母亲的声音顿时变得很尖锐:“童羽,你什么意思?你是在用死威胁我吗童羽?我还不是为了你好,你以为这个机会很好争取的吗?你们系就一个交换生的名额,我塞了多少钱找了多少关系才把你送过去的?音乐剧是你自己想读的,我有反对过一句吗?我费尽心思帮你,就得来这么个结果?”
“你以为除了我,还有谁关心你?你爸心里只挂记着那个小杂种,他还记得你?他给你主动打过几次电话啊?”
电话那边传来父亲暴怒呵斥的声音,“你又是什么好东西?我的是小杂种,那你刚生的那个是什么?贱种吗?你在孩子面前说这种话,你这种女人谁跟你过得下去?我们家现在变成这样,都是因为你!”
电话那边的父母亲吵了起来,没人再管他的死活。
“你说什么说?就怪我一个人吗?是谁先出轨的?童亮!被我抓奸在床这么多年要不是为了给你留条底裤,视频我早就给你儿子看了!”
“我出轨?我看你早就跟那个奸夫眉来眼去了吧,故意陷害我的!”
童羽抓紧手机,忘了哭,“你们怎么在一起?”
手机似乎被父亲抢过去了,愠怒仍未消下去,“我跟你妈现在去民政局路上,离婚!你别管童童,这是我们大人的事。”
母亲还在尖叫:“你怕什么?怕我说给儿子听你的丑事吗?你跟那个贱人在一起的时候,你儿子,才初中啊!你现在想离婚了?财产转移干净了?”

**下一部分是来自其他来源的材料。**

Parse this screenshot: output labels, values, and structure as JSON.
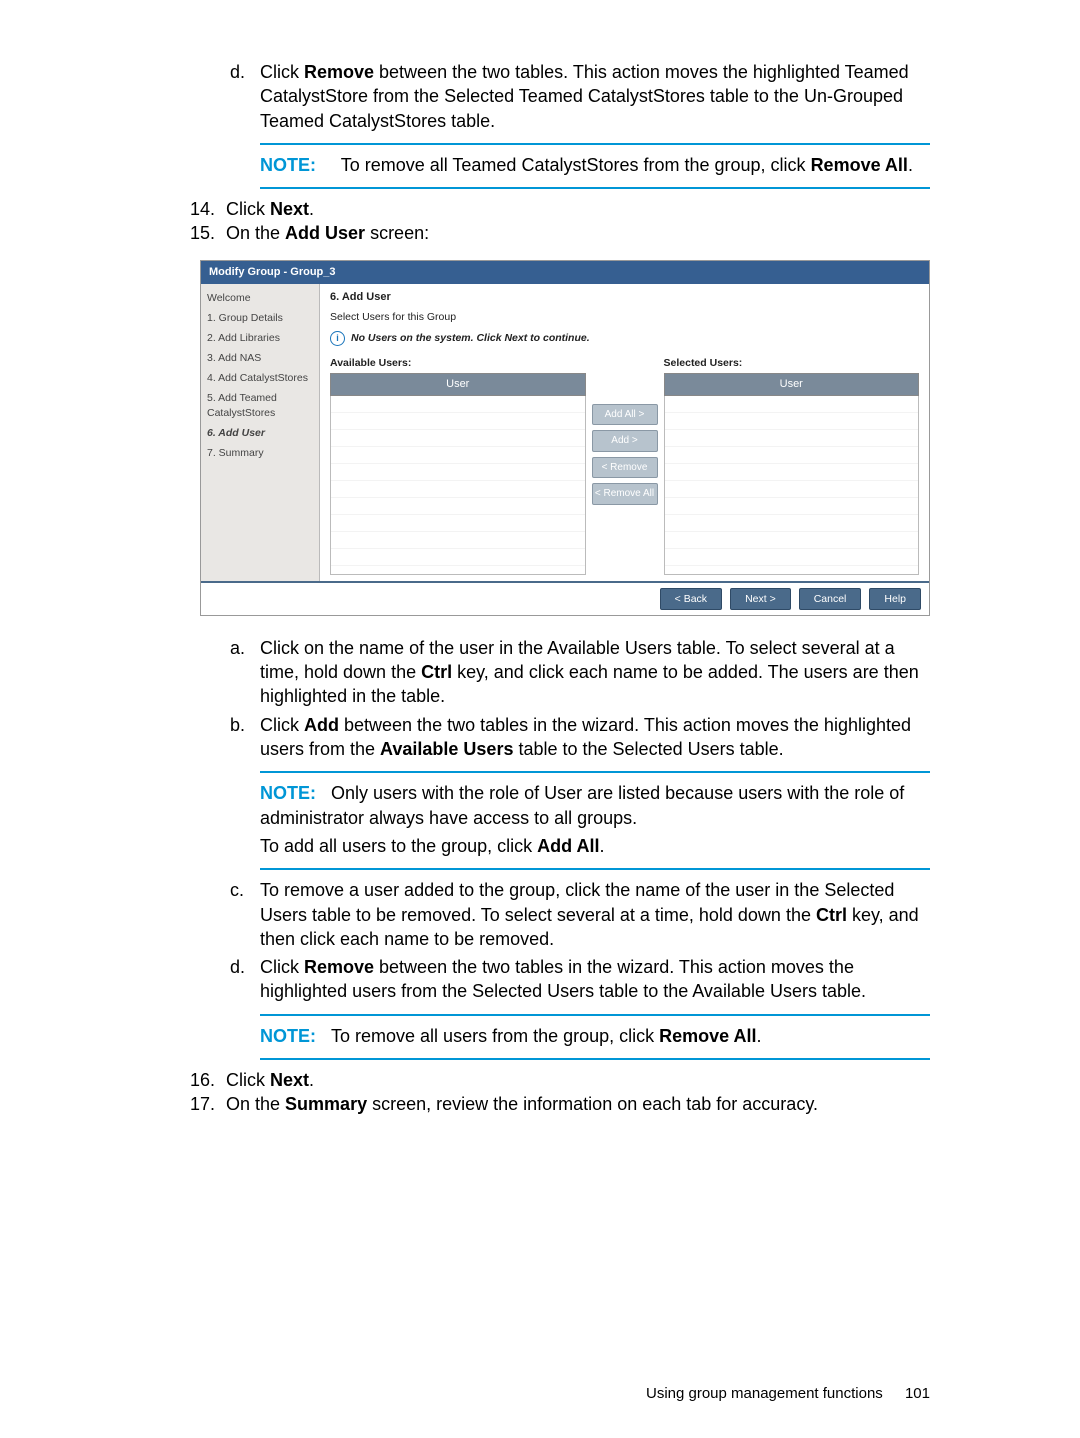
{
  "top_list": {
    "start": 4,
    "items": [
      {
        "marker": "d.",
        "pre": "Click ",
        "b1": "Remove",
        "post": " between the two tables. This action moves the highlighted Teamed CatalystStore from the Selected Teamed CatalystStores table to the Un-Grouped Teamed CatalystStores table."
      }
    ]
  },
  "note1": {
    "label": "NOTE:",
    "text_pre": "To remove all Teamed CatalystStores from the group, click ",
    "b": "Remove All",
    "text_post": "."
  },
  "steps_mid": [
    {
      "n": "14.",
      "pre": "Click ",
      "b": "Next",
      "post": "."
    },
    {
      "n": "15.",
      "pre": "On the ",
      "b": "Add User",
      "post": " screen:"
    }
  ],
  "wizard": {
    "title": "Modify Group - Group_3",
    "nav": [
      "Welcome",
      "1. Group Details",
      "2. Add Libraries",
      "3. Add NAS",
      "4. Add CatalystStores",
      "5. Add Teamed CatalystStores",
      "6. Add User",
      "7. Summary"
    ],
    "nav_active_index": 6,
    "step_heading": "6. Add User",
    "select_text": "Select Users for this Group",
    "info": "No Users on the system. Click Next to continue.",
    "available_label": "Available Users:",
    "selected_label": "Selected Users:",
    "col_header": "User",
    "buttons": [
      "Add All >",
      "Add >",
      "< Remove",
      "< Remove All"
    ],
    "footer": [
      "< Back",
      "Next >",
      "Cancel",
      "Help"
    ]
  },
  "sub_a": {
    "pre": "Click on the name of the user in the Available Users table. To select several at a time, hold down the ",
    "b": "Ctrl",
    "post": " key, and click each name to be added. The users are then highlighted in the table."
  },
  "sub_b": {
    "pre": "Click ",
    "b1": "Add",
    "mid": " between the two tables in the wizard. This action moves the highlighted users from the ",
    "b2": "Available Users",
    "post": " table to the Selected Users table."
  },
  "note2": {
    "label": "NOTE:",
    "line1": "Only users with the role of User are listed because users with the role of administrator always have access to all groups.",
    "line2_pre": "To add all users to the group, click ",
    "line2_b": "Add All",
    "line2_post": "."
  },
  "sub_c": {
    "pre": "To remove a user added to the group, click the name of the user in the Selected Users table to be removed. To select several at a time, hold down the ",
    "b": "Ctrl",
    "post": " key, and then click each name to be removed."
  },
  "sub_d": {
    "pre": "Click ",
    "b": "Remove",
    "post": " between the two tables in the wizard. This action moves the highlighted users from the Selected Users table to the Available Users table."
  },
  "note3": {
    "label": "NOTE:",
    "pre": "To remove all users from the group, click ",
    "b": "Remove All",
    "post": "."
  },
  "steps_end": [
    {
      "n": "16.",
      "pre": "Click ",
      "b": "Next",
      "post": "."
    },
    {
      "n": "17.",
      "pre": "On the ",
      "b": "Summary",
      "post": " screen, review the information on each tab for accuracy."
    }
  ],
  "footer": {
    "text": "Using group management functions",
    "page": "101"
  }
}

父亲被她再次激怒,冷笑着回击,“童童你以为你妈为什么不让你回来?还不是怕你不待见她的小贱种?她带那个小贱种哪有空理你?你以为你妈为什么非要送你去法国?”
母亲大吵着:“童亮!你闭嘴!”
“还不是因为她那时候怀了个小贱种,怕被你知道把她闹流产了,趁着肚子大起来之前就赶紧把你送出去好让她生下来!什么为了你好都是假的,都是装的!”
“童亮!”
童羽喃喃着:“什么?”
哈!原来...他这大半年以来所有不必要的折磨,本就不愿意开始的痛苦,都只是因为这么一个离谱的原因而开始。

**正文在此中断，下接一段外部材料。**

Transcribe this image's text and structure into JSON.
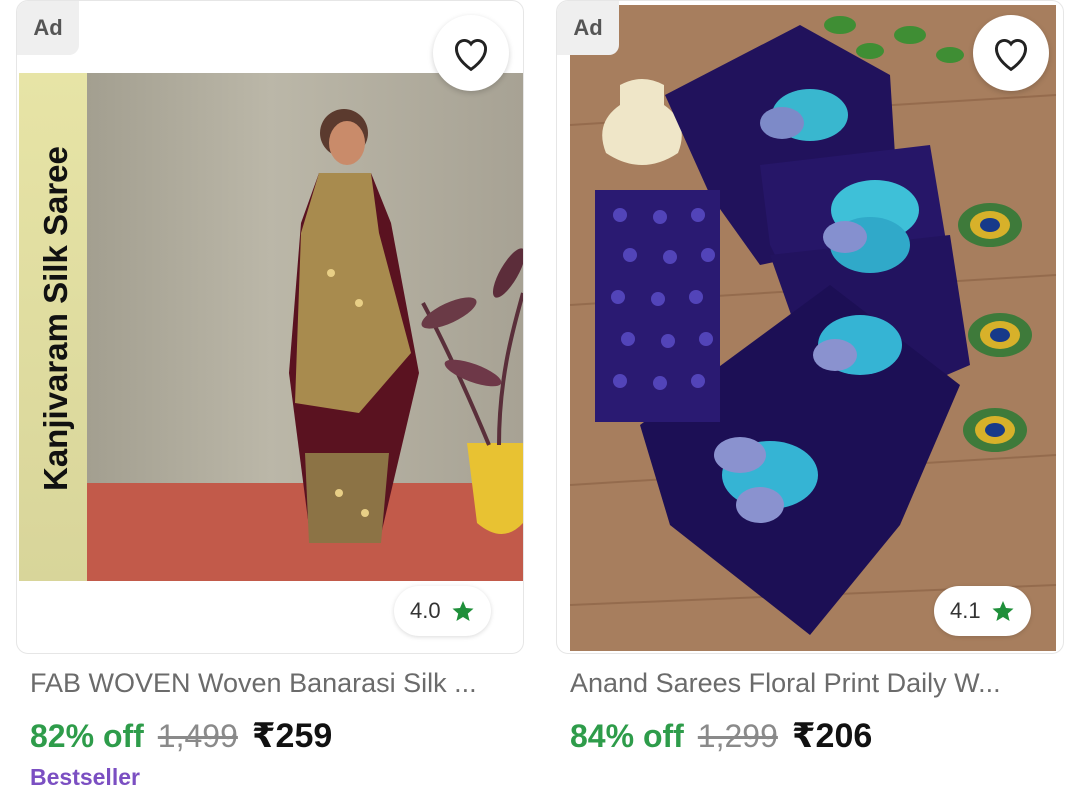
{
  "products": [
    {
      "ad_label": "Ad",
      "image_text": "Kanjivaram Silk Saree",
      "rating": "4.0",
      "title": "FAB WOVEN Woven Banarasi Silk ...",
      "discount": "82% off",
      "mrp": "1,499",
      "price": "₹259",
      "badge": "Bestseller"
    },
    {
      "ad_label": "Ad",
      "rating": "4.1",
      "title": "Anand Sarees Floral Print Daily W...",
      "discount": "84% off",
      "mrp": "1,299",
      "price": "₹206"
    }
  ],
  "colors": {
    "discount": "#2e9c4a",
    "badge": "#7b4fc2",
    "star": "#1f8f3a"
  },
  "icons": [
    "heart-outline-icon",
    "star-icon"
  ]
}
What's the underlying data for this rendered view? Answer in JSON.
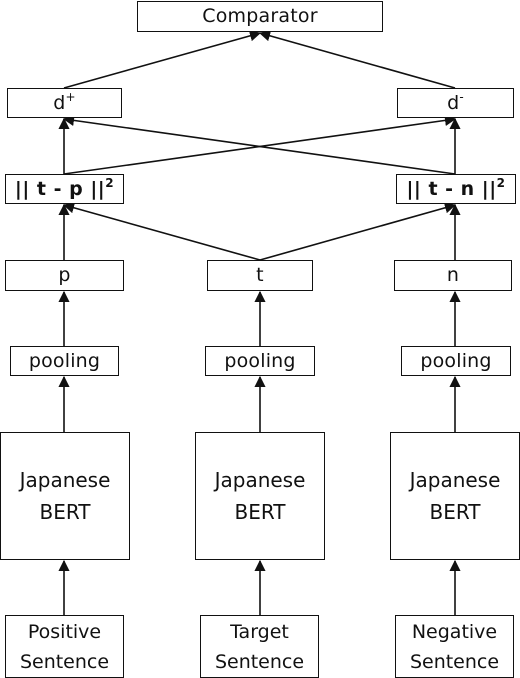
{
  "diagram": {
    "top": {
      "label": "Comparator"
    },
    "distances": {
      "positive": {
        "base": "d",
        "sup": "+"
      },
      "negative": {
        "base": "d",
        "sup": "-"
      }
    },
    "norms": {
      "positive": {
        "expr": "|| t - p ||",
        "sup": "2"
      },
      "negative": {
        "expr": "|| t - n ||",
        "sup": "2"
      }
    },
    "branches": [
      {
        "id": "positive",
        "embedding": "p",
        "pooling": "pooling",
        "encoder": [
          "Japanese",
          "BERT"
        ],
        "input": [
          "Positive",
          "Sentence"
        ]
      },
      {
        "id": "target",
        "embedding": "t",
        "pooling": "pooling",
        "encoder": [
          "Japanese",
          "BERT"
        ],
        "input": [
          "Target",
          "Sentence"
        ]
      },
      {
        "id": "negative",
        "embedding": "n",
        "pooling": "pooling",
        "encoder": [
          "Japanese",
          "BERT"
        ],
        "input": [
          "Negative",
          "Sentence"
        ]
      }
    ],
    "edges": [
      {
        "from": "positive-sentence",
        "to": "positive-bert"
      },
      {
        "from": "target-sentence",
        "to": "target-bert"
      },
      {
        "from": "negative-sentence",
        "to": "negative-bert"
      },
      {
        "from": "positive-bert",
        "to": "positive-pooling"
      },
      {
        "from": "target-bert",
        "to": "target-pooling"
      },
      {
        "from": "negative-bert",
        "to": "negative-pooling"
      },
      {
        "from": "positive-pooling",
        "to": "p"
      },
      {
        "from": "target-pooling",
        "to": "t"
      },
      {
        "from": "negative-pooling",
        "to": "n"
      },
      {
        "from": "p",
        "to": "norm-tp"
      },
      {
        "from": "t",
        "to": "norm-tp"
      },
      {
        "from": "t",
        "to": "norm-tn"
      },
      {
        "from": "n",
        "to": "norm-tn"
      },
      {
        "from": "norm-tp",
        "to": "d-plus"
      },
      {
        "from": "norm-tp",
        "to": "d-minus"
      },
      {
        "from": "norm-tn",
        "to": "d-plus"
      },
      {
        "from": "norm-tn",
        "to": "d-minus"
      },
      {
        "from": "d-plus",
        "to": "comparator"
      },
      {
        "from": "d-minus",
        "to": "comparator"
      }
    ]
  }
}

那他到底在坚持什么,什么狗屁学历镀金,他根本就不需要...
没有人爱他,包括他的父母。
童羽听着那边父母还在争吵,骂得一句比一句难听,像是完全不顾体面扯破脸一样,也难怪不敢带司机,要自己开车...
他咬着唇尝到了血腥味,忽然觉得自己的生活荒唐离谱至极,呵的笑出了一声,还不如死了算了,一了百了。
“别吵了!”他大喊着,可是没有人管他。
他痛苦地大叫着,“为什么你们都不关心一下我?我都病得要死了...”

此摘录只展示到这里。